SHUTTER ISLAND (2010)
Martin Scorsese
Par Mathieu Li-Goyette
Cela fait maintenant 45 ans que Martin Scorsese cadre des plans et dirige
des acteurs. Outre le parcours de vieux routier qu’il est devenu
au terme de plus de 26 longs-métrages, il ne semble ni ralentir
ni se détacher des récits classiques qui ont chéri
son goût premier du cinéma. Saisir Scorsese, son cinéma,
c’est saisir le propre du cinéma hollywoodien, celui dont
il demeure encore aujourd’hui le plus digne descendant des aïeux
Hawks, Hitchcock, Ford et comparse (son Oscar pour The Departed
aura à ce sujet fermé bien des indignations cinéphiles
et confirmé un certain passage « chez l’ennemi »

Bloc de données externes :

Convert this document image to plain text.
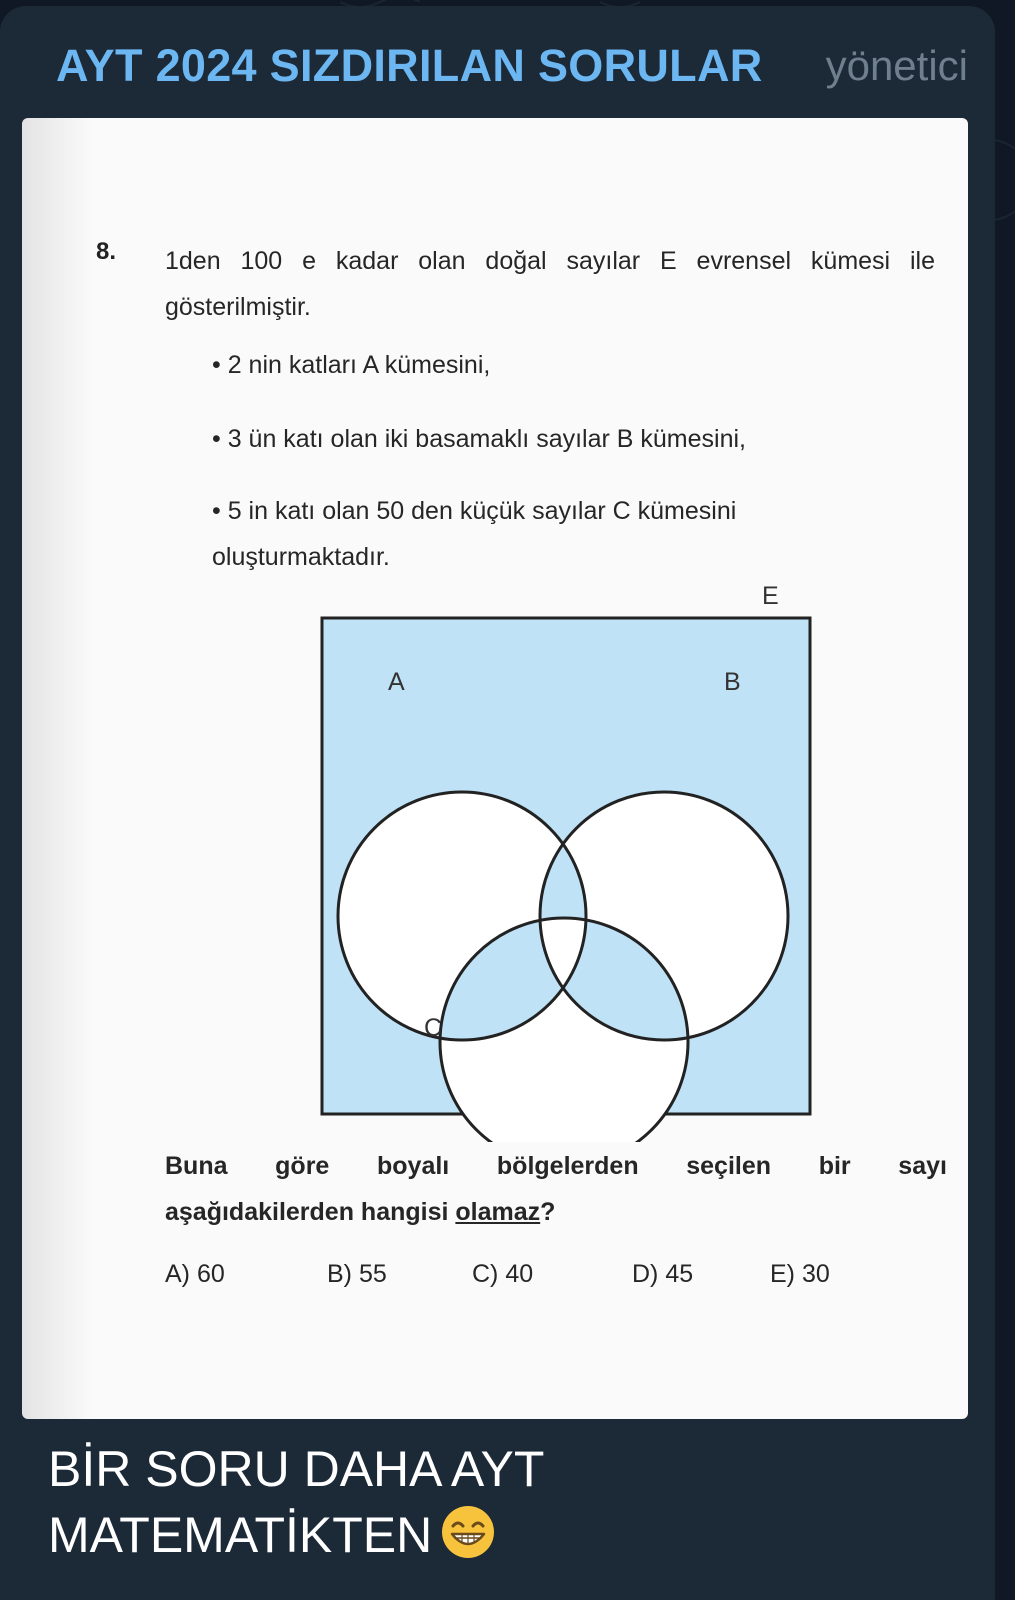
AYT 2024 SIZDIRILAN SORULAR yönetici
8. 1den 100 e kadar olan doğal sayılar E evrensel kümesi ile gösterilmiştir.
• 2 nin katları A kümesini,
• 3 ün katı olan iki basamaklı sayılar B kümesini,
• 5 in katı olan 50 den küçük sayılar C kümesini oluşturmaktadır.
E
A	B
C
Buna göre boyalı bölgelerden seçilen bir sayı
aşağıdakilerden hangisi olamaz?
A) 60	B) 55	C) 40	D) 45	E) 30
BİR SORU DAHA AYT
MATEMATİKTEN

pour la critique intellectuelle). En ce sens, le Cecil B. DeMile Award
qui lui a été donné à la dernière
cérémonie des Golden Globes fait foi d’un achèvement
tout particulier pour le réalisateur devenu prestige de l’industrie.
Lui qui s’inspirait d’abord des oeuvres de Fassbinder, de
Rosselini lorsqu’il a réalisé ses chefs-d'oeuvre
d’antan par manque de moyens financiers, a pourtant toujours aspiré
à la grandeur des cinéastes qu’il cite aujourd’hui
; une ligne directrice que nombreux sont à oublier à chaque
nouvel opus jugé trop commercial par l’arrière-garde.
Car en contrepartie, il faut être clair quant au fait que l'adaptation
du roman Shutter Island de Dennis Lehane est l’un des
grands films « hollywoodiens » des dernières années.
Une oeuvre inébranlable, l'une des plus concises et l'une qui
viendra certainement faire la leçon aux autres tâcherons
qui se sont récemment penchés sur le thriller psychologique.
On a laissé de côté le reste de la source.